The decision follows an earlier ruling by Justice Hughes in the same action that addressed the validity of the Regulations and the scope of remedies available to Apotex under section 8 (2008 FC 1185, varied in part 2009 FCA 187, leave to appeal refused  S.C.C.A. No. 347).
The decision largely follows the analytical framework used by Justice Snider in the recent ramipril quantification decisions (sanofi-aventis Canada Inc v Teva Canada Limited, 2012 FC 552, and Apotex Inc v sanofi-aventis, 2012 FC 553). The principal issues considered by the Court included:
- Overall size of the alendronate market in the relevant period. The parties agreed that market size in the "but for" period is the quantity actually sold by Merck during that time (when Merck was the sole entrant).

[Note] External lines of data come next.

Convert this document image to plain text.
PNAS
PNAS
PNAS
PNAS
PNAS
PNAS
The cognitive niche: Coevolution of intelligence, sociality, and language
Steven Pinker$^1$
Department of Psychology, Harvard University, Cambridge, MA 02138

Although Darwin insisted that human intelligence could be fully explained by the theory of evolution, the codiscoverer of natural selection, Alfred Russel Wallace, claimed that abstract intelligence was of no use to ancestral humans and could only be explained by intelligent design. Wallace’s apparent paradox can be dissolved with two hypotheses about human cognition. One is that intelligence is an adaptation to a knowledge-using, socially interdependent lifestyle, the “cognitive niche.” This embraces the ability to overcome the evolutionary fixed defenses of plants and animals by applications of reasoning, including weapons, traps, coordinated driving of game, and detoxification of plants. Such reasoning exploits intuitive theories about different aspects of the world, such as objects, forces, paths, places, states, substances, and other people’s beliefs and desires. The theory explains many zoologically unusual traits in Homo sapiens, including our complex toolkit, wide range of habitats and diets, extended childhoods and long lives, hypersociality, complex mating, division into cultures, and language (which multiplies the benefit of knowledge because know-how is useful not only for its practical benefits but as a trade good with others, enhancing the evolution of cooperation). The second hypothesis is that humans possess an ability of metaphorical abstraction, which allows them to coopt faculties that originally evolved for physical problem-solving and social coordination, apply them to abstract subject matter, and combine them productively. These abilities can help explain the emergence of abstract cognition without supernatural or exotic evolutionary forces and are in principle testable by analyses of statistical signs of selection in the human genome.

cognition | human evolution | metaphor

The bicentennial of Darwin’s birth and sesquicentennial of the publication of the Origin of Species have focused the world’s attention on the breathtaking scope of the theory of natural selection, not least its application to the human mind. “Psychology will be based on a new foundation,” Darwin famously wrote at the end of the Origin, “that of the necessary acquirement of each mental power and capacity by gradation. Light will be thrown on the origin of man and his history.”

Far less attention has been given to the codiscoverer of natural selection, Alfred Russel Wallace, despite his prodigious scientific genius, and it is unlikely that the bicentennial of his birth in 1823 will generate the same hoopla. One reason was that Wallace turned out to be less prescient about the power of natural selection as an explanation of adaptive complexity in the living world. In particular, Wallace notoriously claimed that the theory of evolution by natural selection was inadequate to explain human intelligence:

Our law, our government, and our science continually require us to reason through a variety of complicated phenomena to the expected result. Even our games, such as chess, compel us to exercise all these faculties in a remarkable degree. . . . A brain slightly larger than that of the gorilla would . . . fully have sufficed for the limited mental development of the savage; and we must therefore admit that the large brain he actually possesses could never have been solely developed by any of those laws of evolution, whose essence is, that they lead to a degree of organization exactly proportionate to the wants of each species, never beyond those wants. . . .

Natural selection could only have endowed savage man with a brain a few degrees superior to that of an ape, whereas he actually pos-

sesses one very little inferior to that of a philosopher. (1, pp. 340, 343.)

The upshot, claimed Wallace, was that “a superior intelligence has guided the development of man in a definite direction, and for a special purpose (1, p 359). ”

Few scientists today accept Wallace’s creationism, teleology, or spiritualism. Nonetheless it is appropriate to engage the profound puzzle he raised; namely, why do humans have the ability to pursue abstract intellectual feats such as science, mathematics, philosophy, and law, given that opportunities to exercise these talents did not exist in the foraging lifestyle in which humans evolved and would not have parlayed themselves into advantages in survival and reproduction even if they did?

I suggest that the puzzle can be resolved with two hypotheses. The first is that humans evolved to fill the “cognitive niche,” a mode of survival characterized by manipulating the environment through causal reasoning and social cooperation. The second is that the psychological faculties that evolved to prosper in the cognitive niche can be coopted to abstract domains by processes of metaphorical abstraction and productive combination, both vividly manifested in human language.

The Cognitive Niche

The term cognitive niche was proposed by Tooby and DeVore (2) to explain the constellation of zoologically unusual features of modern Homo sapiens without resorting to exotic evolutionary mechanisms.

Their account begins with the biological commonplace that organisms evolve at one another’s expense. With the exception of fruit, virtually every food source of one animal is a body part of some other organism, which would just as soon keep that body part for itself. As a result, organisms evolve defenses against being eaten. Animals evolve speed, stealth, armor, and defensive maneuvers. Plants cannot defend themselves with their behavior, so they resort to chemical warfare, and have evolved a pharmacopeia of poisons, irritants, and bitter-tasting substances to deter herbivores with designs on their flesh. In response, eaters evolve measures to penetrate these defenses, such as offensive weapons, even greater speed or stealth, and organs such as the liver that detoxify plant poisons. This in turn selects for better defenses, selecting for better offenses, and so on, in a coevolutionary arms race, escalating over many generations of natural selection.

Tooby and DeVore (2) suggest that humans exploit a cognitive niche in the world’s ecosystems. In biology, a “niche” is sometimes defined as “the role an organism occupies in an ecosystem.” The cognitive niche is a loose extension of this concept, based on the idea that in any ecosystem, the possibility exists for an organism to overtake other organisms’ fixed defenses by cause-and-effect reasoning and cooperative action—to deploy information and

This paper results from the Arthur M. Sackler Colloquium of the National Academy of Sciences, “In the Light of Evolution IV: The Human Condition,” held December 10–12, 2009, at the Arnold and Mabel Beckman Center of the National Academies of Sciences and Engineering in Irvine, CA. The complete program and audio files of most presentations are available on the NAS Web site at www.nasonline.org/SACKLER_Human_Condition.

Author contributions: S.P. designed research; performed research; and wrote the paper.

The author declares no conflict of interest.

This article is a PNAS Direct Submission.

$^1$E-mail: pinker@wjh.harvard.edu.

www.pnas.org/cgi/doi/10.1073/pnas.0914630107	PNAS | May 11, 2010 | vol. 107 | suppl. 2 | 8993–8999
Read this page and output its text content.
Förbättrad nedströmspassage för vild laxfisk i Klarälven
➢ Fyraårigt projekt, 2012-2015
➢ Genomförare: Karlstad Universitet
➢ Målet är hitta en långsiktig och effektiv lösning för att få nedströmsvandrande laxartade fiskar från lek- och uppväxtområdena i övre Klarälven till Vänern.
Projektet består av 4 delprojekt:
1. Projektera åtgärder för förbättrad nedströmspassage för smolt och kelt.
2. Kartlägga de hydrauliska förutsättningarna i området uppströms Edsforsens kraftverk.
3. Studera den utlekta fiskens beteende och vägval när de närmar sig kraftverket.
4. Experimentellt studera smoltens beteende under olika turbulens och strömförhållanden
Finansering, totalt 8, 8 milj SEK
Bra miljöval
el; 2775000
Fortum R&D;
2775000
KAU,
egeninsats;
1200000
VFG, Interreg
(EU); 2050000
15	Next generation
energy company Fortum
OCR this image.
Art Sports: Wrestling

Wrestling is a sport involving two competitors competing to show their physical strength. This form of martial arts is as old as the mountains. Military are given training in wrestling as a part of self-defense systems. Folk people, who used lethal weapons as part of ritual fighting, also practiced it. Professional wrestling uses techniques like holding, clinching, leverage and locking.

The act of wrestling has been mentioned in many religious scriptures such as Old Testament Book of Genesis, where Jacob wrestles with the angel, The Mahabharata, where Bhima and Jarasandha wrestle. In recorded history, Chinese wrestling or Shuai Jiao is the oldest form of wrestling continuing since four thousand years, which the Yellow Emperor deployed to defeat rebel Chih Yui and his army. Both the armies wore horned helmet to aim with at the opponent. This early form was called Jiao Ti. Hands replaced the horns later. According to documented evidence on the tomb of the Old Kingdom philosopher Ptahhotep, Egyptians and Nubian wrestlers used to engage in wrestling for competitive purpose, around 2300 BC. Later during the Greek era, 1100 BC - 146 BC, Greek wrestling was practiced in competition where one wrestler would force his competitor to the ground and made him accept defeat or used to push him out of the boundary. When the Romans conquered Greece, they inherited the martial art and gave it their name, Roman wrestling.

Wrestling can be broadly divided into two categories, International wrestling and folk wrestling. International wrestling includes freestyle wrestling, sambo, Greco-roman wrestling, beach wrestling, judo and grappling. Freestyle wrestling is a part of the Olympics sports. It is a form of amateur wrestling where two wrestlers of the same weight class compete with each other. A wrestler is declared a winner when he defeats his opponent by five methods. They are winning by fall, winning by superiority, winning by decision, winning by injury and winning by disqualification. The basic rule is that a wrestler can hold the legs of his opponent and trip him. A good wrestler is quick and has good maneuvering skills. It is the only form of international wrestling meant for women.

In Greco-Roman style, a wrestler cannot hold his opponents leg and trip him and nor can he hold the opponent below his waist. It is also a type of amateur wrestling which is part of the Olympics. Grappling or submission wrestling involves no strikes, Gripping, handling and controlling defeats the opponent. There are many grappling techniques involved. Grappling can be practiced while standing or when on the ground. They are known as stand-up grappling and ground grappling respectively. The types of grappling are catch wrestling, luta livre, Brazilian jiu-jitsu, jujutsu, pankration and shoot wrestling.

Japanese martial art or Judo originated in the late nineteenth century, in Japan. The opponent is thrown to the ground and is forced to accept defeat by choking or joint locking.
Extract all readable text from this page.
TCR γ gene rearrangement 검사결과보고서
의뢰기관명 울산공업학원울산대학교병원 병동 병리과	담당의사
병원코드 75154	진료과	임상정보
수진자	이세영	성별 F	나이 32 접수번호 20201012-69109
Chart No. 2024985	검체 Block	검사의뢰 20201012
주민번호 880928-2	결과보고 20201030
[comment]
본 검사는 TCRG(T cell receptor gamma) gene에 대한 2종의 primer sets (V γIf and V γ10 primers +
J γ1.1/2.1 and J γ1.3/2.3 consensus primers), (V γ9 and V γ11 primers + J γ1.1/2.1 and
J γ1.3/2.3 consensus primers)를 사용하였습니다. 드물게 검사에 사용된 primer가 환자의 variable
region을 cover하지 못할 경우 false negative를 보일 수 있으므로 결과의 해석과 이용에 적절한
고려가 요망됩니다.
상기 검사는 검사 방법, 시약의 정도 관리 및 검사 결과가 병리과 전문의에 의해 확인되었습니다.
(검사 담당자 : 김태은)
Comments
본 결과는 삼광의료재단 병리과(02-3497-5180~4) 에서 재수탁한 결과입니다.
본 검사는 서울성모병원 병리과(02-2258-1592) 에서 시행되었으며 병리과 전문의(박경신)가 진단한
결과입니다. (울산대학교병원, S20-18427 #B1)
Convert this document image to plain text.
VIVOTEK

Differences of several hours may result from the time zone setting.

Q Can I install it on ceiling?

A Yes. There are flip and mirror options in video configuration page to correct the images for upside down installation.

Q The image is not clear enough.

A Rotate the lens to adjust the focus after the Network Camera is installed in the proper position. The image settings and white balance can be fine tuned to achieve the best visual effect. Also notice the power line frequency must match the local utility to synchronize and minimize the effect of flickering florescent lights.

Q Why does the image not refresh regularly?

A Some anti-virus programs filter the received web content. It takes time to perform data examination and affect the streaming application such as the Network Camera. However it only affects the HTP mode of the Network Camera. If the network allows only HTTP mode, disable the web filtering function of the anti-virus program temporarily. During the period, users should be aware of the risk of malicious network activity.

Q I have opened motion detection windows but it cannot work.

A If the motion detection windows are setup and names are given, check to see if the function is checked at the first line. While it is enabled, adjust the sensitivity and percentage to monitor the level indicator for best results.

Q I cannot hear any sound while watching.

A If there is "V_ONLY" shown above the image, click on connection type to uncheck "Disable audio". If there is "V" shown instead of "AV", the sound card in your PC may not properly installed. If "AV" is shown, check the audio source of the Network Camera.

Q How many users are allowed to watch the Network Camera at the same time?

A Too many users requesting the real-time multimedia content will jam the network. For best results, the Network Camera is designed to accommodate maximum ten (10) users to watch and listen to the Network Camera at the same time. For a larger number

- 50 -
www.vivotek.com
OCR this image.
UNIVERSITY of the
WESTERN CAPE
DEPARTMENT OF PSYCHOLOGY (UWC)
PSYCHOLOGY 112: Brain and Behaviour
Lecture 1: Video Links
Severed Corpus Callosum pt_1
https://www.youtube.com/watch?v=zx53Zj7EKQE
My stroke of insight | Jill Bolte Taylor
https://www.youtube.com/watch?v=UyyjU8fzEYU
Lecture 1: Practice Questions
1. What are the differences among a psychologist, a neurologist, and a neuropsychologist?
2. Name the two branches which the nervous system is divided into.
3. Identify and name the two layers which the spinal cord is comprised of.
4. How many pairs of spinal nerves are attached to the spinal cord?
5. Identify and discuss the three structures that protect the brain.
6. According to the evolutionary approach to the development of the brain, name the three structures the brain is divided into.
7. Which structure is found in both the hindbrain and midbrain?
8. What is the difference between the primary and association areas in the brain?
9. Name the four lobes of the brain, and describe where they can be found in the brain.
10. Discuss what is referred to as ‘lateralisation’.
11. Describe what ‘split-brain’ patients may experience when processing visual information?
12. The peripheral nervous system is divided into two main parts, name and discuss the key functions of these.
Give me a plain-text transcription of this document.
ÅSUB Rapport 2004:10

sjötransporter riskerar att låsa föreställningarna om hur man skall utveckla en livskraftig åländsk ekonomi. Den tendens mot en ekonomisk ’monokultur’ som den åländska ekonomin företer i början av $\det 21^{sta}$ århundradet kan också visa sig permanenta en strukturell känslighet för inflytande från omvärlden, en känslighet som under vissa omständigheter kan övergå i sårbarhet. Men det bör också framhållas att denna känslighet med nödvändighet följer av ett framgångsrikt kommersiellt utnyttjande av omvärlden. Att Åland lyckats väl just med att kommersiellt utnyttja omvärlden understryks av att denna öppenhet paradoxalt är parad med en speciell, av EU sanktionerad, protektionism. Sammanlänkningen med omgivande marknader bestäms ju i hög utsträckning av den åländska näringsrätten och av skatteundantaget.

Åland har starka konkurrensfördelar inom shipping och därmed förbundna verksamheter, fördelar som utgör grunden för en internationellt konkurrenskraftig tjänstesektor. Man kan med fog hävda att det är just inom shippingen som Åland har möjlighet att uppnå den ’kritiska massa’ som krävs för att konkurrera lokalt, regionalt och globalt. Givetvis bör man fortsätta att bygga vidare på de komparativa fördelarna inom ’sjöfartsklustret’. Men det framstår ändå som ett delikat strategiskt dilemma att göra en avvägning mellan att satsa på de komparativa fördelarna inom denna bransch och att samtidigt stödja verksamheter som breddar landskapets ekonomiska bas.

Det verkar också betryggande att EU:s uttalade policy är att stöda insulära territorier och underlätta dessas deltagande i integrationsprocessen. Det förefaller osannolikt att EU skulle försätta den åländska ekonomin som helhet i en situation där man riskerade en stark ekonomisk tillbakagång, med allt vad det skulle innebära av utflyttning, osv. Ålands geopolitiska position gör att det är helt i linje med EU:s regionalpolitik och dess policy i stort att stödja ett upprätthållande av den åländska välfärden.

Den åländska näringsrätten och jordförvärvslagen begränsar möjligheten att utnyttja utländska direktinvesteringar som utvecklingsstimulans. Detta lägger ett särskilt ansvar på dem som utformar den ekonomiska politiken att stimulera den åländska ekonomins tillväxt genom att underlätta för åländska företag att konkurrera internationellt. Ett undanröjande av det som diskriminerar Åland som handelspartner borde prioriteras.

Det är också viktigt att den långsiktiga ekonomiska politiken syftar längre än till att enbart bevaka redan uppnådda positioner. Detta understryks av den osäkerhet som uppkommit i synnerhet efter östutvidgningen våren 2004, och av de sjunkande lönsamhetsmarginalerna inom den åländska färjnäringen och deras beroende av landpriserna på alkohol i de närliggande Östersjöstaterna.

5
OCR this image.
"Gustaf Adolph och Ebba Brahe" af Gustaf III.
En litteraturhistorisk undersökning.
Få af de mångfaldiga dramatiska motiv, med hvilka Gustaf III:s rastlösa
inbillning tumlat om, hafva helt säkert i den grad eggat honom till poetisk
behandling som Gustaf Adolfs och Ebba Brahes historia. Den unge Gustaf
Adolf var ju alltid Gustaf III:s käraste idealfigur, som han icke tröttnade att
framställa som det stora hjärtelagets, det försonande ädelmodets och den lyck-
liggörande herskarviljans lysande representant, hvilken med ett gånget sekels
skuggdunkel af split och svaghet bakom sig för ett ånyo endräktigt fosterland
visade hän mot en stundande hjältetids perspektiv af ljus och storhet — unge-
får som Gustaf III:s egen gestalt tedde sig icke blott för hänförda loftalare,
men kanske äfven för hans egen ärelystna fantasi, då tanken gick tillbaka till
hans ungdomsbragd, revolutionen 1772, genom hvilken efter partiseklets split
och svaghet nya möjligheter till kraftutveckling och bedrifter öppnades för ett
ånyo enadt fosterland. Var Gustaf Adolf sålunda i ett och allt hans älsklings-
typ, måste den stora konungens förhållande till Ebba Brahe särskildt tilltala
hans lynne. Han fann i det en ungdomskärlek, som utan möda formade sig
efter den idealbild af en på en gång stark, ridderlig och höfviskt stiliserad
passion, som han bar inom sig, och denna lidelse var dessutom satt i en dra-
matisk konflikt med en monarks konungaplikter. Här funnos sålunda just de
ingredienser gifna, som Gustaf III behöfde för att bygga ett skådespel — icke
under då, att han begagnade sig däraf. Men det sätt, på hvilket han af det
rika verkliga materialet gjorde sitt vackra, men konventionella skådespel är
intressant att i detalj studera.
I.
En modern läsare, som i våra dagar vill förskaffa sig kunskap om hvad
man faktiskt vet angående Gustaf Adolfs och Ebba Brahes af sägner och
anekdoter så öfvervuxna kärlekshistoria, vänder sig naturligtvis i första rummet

- Generic market share. The parties agreed that the generic share of the market in the "but for" world would have been the share occupied by the generics in the subsequent real world period.
- Apotex's market share. The Court considered when Apotex and subsequent generics would have entered the market. The Court found that Apotex and Novopharm had the capacity and motivation to enter the "but for" market but that a third generic, Cobalt, would have waited for patent expiry. The Court then made findings on listing dates for each generic's product on the various provincial formularies.
- Price. The Court accepted that generic product would have been priced at 70% during the period when Apotex was the sole generic entrant and 63% when the generic market was shared. The Court rejected suggestions by Apotex that it would have secured a higher price during the exclusivity period.
- Availability of a second ramp-up. The second ramp-up period relates to lost sales incurred by Apotex following actual product launch in comparison to sales Apotex would have made had it entered the market on its approvability date. In the ramipril section 8 cases, Justice Snider rejected compensation for such losses as they occur after the relevant period (i.e. after the date the NOC proceeding was dismissed). Justice Hughes applied the principle of judicial comity and followed Justice Snider's disposition of the issue.
- Deductions. The parties agreed on a number of deductions but differed on rebates and free goods. On rebates, the Court made separate findings for the periods of generic exclusivity and generic competition, though the actual figures were redacted from the public version of the judgment. The rebate rate for the exclusivity period was based on rates offered by Apotex on other proxy products. The rebate rate for the competitive world was based on what Apotex did in the real world when it entered the alendronate market. On free goods, no further deductions were allowed on the basis that rebate percentages already had taken such goods into account.
The Federal Court has now decided three cases on the quantification of damages under section 8. While additional cases remain pending, significant efficiencies in the disposition of such proceedings can be expected as the courts (and ultimately the appellate courts) clarify the relevant principles.